Play in your sandbox

Sandboxing is available for you now in a variety of browsers: Firefox 17+, IE10+, and Chrome at the time of writing (caniuse, of course, has an up-to-date support table). Applying the sandbox attribute to iframes you include allows you to grant certain privileges to the content they display, only those privileges which are necessary for the content to function correctly. This gives you the opportunity to reduce the risk associated with the inclusion of third-party content, above and beyond what is already possible with Content Security Policy.

Moreover, sandboxing is a powerful technique for reducing the risk that a clever attacker will be able to exploit holes in your own code. By separating a monolithic application into a set of sandboxed services, each responsible for a small chunk of self-contained functionality, attackers will be forced to not only compromise specific frames' content, but also their controller. That's a much more difficult task, especially since the controller can be greatly reduced in scope. You can spend your security-related effort auditing that code if you ask the browser for help with the rest.

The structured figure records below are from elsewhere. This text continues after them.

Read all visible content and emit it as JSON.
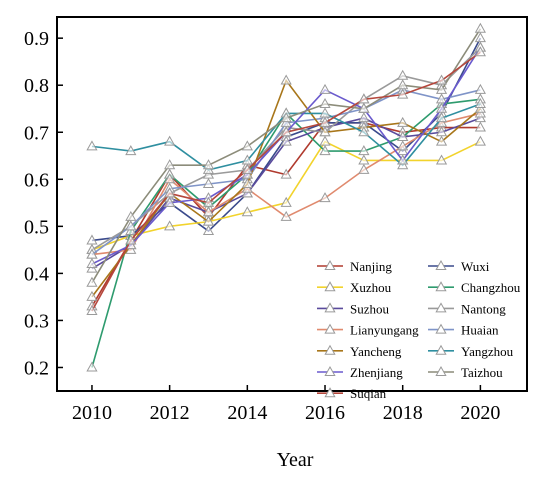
{
  "chart_data": {
    "type": "line",
    "title": "",
    "xlabel": "Year",
    "ylabel": "",
    "xlim": [
      2009.1,
      2021.2
    ],
    "ylim": [
      0.15,
      0.945
    ],
    "x_ticks": [
      "2010",
      "2012",
      "2014",
      "2016",
      "2018",
      "2020"
    ],
    "x_tick_values": [
      2010,
      2012,
      2014,
      2016,
      2018,
      2020
    ],
    "y_ticks": [
      "0.2",
      "0.3",
      "0.4",
      "0.5",
      "0.6",
      "0.7",
      "0.8",
      "0.9"
    ],
    "y_tick_values": [
      0.2,
      0.3,
      0.4,
      0.5,
      0.6,
      0.7,
      0.8,
      0.9
    ],
    "grid": false,
    "marker": "open-triangle",
    "legend_position": "bottom-right",
    "x": [
      2010,
      2011,
      2012,
      2013,
      2014,
      2015,
      2016,
      2017,
      2018,
      2019,
      2020
    ],
    "series": [
      {
        "name": "Nanjing",
        "color": "#b03a2e",
        "values": [
          0.33,
          0.47,
          0.61,
          0.52,
          0.63,
          0.61,
          0.72,
          0.72,
          0.7,
          0.71,
          0.71
        ]
      },
      {
        "name": "Wuxi",
        "color": "#3a4a8c",
        "values": [
          0.47,
          0.48,
          0.55,
          0.49,
          0.57,
          0.69,
          0.72,
          0.72,
          0.66,
          0.74,
          0.9
        ]
      },
      {
        "name": "Xuzhou",
        "color": "#f2d32c",
        "values": [
          0.45,
          0.48,
          0.5,
          0.51,
          0.53,
          0.55,
          0.68,
          0.64,
          0.64,
          0.64,
          0.68
        ]
      },
      {
        "name": "Changzhou",
        "color": "#2e9b6e",
        "values": [
          0.2,
          0.49,
          0.61,
          0.54,
          0.61,
          0.74,
          0.66,
          0.66,
          0.69,
          0.76,
          0.77
        ]
      },
      {
        "name": "Suzhou",
        "color": "#5a4a9c",
        "values": [
          0.41,
          0.46,
          0.56,
          0.53,
          0.57,
          0.68,
          0.71,
          0.73,
          0.69,
          0.7,
          0.73
        ]
      },
      {
        "name": "Nantong",
        "color": "#9a9a9a",
        "values": [
          0.45,
          0.5,
          0.57,
          0.61,
          0.62,
          0.71,
          0.7,
          0.77,
          0.82,
          0.8,
          0.88
        ]
      },
      {
        "name": "Lianyungang",
        "color": "#e08a6e",
        "values": [
          0.44,
          0.45,
          0.6,
          0.53,
          0.58,
          0.52,
          0.56,
          0.62,
          0.67,
          0.72,
          0.74
        ]
      },
      {
        "name": "Huaian",
        "color": "#7f94c8",
        "values": [
          0.44,
          0.5,
          0.58,
          0.59,
          0.6,
          0.72,
          0.73,
          0.75,
          0.79,
          0.77,
          0.79
        ]
      },
      {
        "name": "Yancheng",
        "color": "#a8761a",
        "values": [
          0.35,
          0.46,
          0.57,
          0.51,
          0.59,
          0.81,
          0.7,
          0.71,
          0.72,
          0.68,
          0.75
        ]
      },
      {
        "name": "Yangzhou",
        "color": "#2f8fa0",
        "values": [
          0.67,
          0.66,
          0.68,
          0.62,
          0.64,
          0.74,
          0.74,
          0.7,
          0.63,
          0.73,
          0.76
        ]
      },
      {
        "name": "Zhenjiang",
        "color": "#6a5acd",
        "values": [
          0.42,
          0.46,
          0.55,
          0.56,
          0.61,
          0.7,
          0.79,
          0.75,
          0.64,
          0.75,
          0.88
        ]
      },
      {
        "name": "Taizhou",
        "color": "#8c8c7a",
        "values": [
          0.38,
          0.52,
          0.63,
          0.63,
          0.67,
          0.73,
          0.76,
          0.75,
          0.8,
          0.79,
          0.92
        ]
      },
      {
        "name": "Suqian",
        "color": "#b5473c",
        "values": [
          0.32,
          0.47,
          0.57,
          0.55,
          0.62,
          0.7,
          0.72,
          0.77,
          0.78,
          0.81,
          0.87
        ]
      }
    ]
  }
}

That's not to say that sandboxing is a complete solution to the problem of security on the internet. It offers defense in depth, and unless you have control over your users' clients, you can't yet rely on browser support for all your users (if you do control your users clients -- an enterprise environment, for example -- hooray!). Someday… but for now sandboxing is another layer of protection to strengthen your defenses, it's not a complete defense upon which you can soley rely. Still, layers are excellent. I suggest making use of this one.